Why was I hesitating so long? I could honestly call myself a cold-blooded killer when the situation warranted, and I had seen dozens of people get taken out of the game. But Estrella wasn’t going to be one of them. Even if she was a so-called enemy, she was still an unarmed old lady. Grabbing the nearest chair by the legs, I heaved myself up, swinging with all my strength toward the guy’s hand. It hit with a sickening crack, sending the gun skating from his grip. Before he could recover and break me in two, I roundhouse kicked him in the throat, ducked under his reaching arms to retrieve his gun, neatly rolling onto my back to shoot him in the chest. He went down like a bag of rocks, and Aunt Estrella threw herself at me.

There was no time for grateful hugs, and I helped her get behind the stage where the band and a few other people were hiding. At the last second, I handed the gun to Estrella, telling her to use it if she needed to.

“Stay,” she urged. “It’s safer back here.”

Shaking my head, I took off again in a low crouch. That was my good deed for the day, now I had to save myself. Iwasn’t a few yards away from the stage when I heard a familiar click. Whirling around, I saw another masked man with a gun, this one aimed directly at me, only two feet away. There was no overtaking this guy with the element of surprise. His finger moved toward the trigger, and I wished I wasn’t going to die like that, but there was no way I’d beg or grovel. As I began to close my eyes, there was a flash of movement from the side, and just as quickly as he appeared in front of me, the guy was gone, thrown to the ground with a grunting thud.

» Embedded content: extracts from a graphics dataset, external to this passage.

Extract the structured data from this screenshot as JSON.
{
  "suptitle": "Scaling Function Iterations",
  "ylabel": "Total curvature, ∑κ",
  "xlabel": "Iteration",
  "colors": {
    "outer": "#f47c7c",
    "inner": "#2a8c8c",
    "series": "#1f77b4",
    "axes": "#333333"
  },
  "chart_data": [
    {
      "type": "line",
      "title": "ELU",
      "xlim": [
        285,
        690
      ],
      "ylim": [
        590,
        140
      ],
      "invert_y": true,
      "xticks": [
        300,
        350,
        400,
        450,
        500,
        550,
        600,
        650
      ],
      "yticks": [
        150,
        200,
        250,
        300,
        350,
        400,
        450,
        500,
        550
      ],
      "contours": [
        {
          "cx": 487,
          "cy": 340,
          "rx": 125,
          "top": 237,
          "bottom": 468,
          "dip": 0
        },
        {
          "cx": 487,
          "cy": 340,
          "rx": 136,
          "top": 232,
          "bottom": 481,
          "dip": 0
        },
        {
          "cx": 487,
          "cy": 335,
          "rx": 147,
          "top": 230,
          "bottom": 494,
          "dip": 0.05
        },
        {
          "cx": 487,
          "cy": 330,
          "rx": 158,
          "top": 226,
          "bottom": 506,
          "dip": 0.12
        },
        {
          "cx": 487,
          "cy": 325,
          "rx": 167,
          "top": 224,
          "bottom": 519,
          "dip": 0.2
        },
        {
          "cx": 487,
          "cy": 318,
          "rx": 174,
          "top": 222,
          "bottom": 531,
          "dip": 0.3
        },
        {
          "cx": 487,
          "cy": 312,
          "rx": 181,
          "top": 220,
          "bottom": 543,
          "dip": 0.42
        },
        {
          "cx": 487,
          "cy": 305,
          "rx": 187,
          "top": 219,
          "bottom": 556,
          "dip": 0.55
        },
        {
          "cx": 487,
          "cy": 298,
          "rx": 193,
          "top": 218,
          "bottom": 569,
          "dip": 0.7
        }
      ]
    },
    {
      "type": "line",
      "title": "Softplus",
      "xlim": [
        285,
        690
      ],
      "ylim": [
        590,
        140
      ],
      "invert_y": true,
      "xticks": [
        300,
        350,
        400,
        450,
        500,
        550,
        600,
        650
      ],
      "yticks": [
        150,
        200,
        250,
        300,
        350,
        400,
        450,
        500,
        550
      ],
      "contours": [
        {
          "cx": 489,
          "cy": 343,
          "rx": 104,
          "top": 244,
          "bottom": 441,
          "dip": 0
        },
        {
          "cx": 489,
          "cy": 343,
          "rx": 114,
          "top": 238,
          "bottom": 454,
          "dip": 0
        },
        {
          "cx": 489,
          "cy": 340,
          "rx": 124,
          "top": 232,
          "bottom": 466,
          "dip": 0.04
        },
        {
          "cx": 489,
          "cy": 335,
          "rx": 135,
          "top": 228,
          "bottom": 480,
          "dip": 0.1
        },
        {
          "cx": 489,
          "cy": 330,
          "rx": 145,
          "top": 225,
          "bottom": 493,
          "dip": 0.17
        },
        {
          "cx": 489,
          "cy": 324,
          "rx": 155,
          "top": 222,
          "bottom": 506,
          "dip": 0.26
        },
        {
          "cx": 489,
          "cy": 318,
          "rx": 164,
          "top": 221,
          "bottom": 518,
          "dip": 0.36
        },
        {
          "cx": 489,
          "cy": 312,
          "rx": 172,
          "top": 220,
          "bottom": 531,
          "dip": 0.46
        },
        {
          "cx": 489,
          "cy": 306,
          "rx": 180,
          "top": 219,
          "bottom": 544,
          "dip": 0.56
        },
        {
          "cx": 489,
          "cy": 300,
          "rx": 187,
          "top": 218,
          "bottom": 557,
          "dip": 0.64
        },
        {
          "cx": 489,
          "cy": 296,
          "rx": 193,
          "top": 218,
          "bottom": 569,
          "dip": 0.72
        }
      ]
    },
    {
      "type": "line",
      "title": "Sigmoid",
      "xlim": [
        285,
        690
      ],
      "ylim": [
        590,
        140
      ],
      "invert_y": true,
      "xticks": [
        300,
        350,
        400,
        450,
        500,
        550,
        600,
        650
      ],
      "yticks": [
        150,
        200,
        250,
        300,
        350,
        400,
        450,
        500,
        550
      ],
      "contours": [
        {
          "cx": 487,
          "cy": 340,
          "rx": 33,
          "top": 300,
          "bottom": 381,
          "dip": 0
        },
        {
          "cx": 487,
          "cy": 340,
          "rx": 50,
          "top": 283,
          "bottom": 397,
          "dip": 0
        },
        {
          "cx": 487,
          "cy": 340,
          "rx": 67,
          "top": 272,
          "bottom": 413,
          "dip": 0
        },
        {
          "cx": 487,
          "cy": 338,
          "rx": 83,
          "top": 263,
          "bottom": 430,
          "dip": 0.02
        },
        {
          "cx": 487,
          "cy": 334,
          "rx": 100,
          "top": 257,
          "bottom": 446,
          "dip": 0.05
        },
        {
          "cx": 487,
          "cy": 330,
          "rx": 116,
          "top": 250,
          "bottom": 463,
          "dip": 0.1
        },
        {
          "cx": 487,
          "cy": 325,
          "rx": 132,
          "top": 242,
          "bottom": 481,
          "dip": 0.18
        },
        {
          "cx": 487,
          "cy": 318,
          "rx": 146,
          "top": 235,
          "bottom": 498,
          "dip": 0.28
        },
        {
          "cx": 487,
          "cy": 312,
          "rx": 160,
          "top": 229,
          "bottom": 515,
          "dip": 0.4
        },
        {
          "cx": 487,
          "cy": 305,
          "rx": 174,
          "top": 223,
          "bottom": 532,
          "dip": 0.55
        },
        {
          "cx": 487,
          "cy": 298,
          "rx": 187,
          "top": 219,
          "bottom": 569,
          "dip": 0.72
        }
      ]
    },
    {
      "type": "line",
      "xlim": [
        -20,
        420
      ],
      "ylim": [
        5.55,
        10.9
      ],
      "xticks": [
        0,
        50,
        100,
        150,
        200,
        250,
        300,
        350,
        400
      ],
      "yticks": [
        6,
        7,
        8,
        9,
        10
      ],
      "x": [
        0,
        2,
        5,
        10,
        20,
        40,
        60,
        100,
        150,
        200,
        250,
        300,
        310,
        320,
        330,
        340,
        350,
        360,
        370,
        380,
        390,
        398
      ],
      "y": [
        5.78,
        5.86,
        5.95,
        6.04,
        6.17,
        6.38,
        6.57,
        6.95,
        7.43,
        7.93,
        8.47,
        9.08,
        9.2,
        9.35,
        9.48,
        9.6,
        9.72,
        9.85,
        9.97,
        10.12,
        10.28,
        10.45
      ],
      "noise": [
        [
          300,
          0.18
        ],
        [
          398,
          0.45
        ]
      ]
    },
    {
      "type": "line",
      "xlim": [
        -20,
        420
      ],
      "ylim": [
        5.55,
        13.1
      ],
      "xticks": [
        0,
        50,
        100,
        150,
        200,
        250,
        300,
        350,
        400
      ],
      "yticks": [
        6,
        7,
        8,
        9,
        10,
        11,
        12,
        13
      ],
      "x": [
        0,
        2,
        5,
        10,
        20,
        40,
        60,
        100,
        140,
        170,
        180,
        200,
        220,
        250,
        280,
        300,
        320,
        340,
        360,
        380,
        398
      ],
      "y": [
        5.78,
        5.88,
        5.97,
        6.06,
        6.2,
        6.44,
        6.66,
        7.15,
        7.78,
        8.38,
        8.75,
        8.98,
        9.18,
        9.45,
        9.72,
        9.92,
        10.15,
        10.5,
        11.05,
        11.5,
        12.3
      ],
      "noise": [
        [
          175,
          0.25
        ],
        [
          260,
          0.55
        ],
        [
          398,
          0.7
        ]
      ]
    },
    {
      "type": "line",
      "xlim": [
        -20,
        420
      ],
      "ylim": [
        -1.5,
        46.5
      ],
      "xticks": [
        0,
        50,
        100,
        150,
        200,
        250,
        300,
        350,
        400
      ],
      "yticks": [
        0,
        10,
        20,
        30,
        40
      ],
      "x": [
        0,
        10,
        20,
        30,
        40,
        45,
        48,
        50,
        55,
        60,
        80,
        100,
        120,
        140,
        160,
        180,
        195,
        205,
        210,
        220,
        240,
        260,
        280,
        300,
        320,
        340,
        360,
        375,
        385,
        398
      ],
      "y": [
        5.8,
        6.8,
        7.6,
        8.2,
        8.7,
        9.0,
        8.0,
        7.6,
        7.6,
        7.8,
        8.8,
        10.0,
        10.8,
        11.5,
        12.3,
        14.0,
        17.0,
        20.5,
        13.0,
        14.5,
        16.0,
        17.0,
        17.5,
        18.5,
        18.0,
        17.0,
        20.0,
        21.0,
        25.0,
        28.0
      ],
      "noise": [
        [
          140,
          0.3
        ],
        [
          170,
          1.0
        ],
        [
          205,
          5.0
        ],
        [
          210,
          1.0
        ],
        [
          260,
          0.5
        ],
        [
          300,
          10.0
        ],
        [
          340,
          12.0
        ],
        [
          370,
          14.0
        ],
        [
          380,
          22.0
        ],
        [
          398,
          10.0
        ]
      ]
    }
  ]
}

Anatoli was on top of him, beating him senseless with his own gun before ending him with a bullet between the eyes. I stood up, unable to run, because the next thing I knew, I was being hustled away, tucked under Anatoli’s sheltering arm. He hollered for one of the guards to follow us and put me in one of the cars.

“Stay with her,” he ordered the guard. The man cocked his gun and nodded.

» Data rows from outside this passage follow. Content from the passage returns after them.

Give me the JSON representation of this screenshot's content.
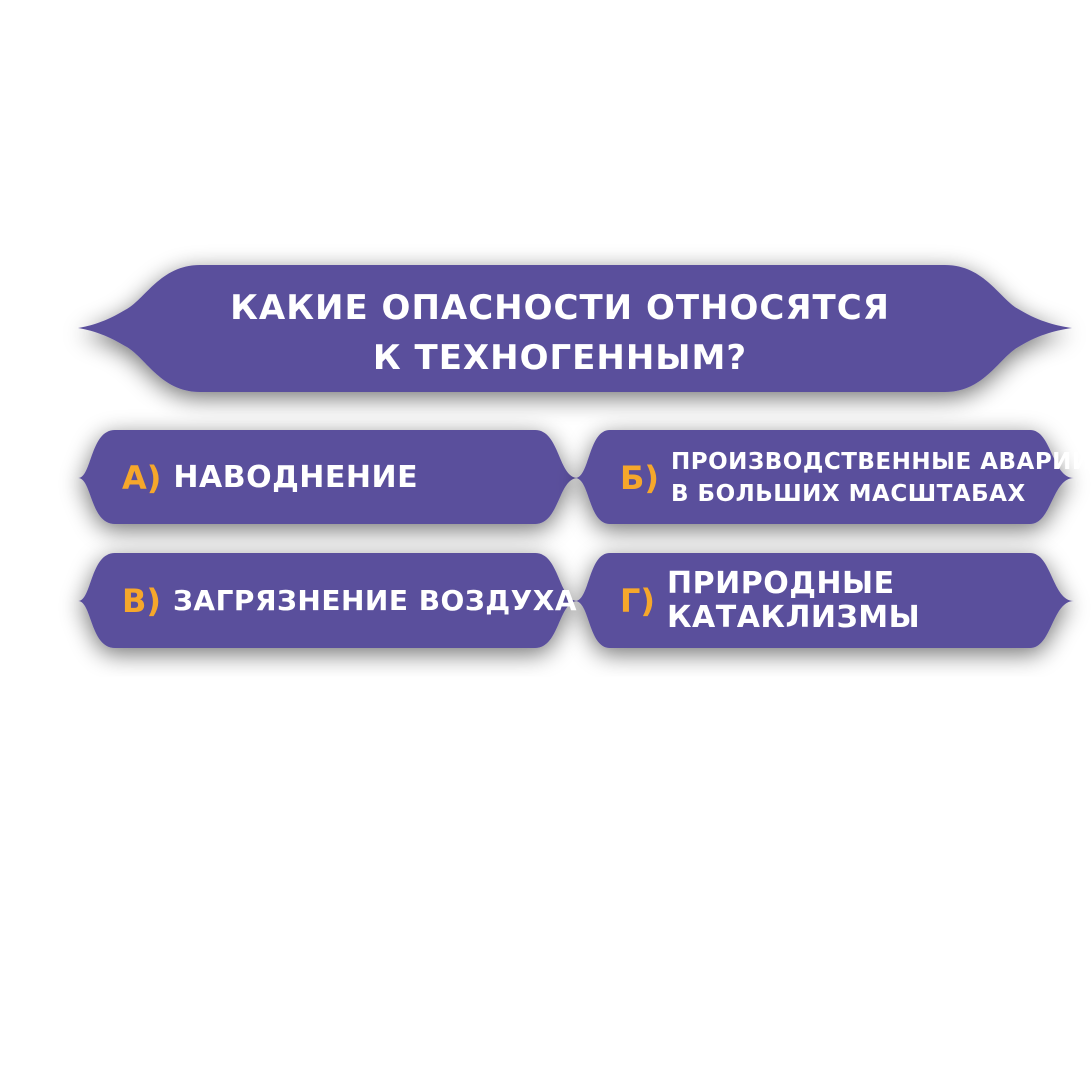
{
  "question": {
    "line1": "какие опасности относятся",
    "line2": "к техногенным?"
  },
  "answers": [
    {
      "letter": "а)",
      "line1": "наводнение",
      "line2": ""
    },
    {
      "letter": "б)",
      "line1": "производственные аварии",
      "line2": "в больших масштабах"
    },
    {
      "letter": "в)",
      "line1": "загрязнение воздуха",
      "line2": ""
    },
    {
      "letter": "г)",
      "line1": "природные",
      "line2": "катаклизмы"
    }
  ],
  "colors": {
    "panel": "#5a4f9c",
    "accent": "#f6a72b",
    "text": "#ffffff",
    "background": "#ffffff"
  }
}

“No way,” I said, pissed off and wanting to join the fight now that one of those assholes had come within a split second of shooting me. “I can help.”

Anatoli gave me a look that was more furious than I’d ever seen before. Without deigning to answer me directly, he turned back to the guard. “She stays here. Keep her covered.”

So he didn’t believe me, didn’t trust me to help his family in this fight for their lives. Or was he actually concerned for my safety? It hit me then that he’d tackled that gunman at the risk of his own life, when it might have been altogether more convenient to let him do the job Anatoli was going to do eventually anyway.

Wasn’t he? Maybe he just wanted to do it himself.

Either way, I would have been dead if it weren’t for him. I leaned back in the car, overwhelmed and unable to come to grips with any reality where Anatoli actually saved my life.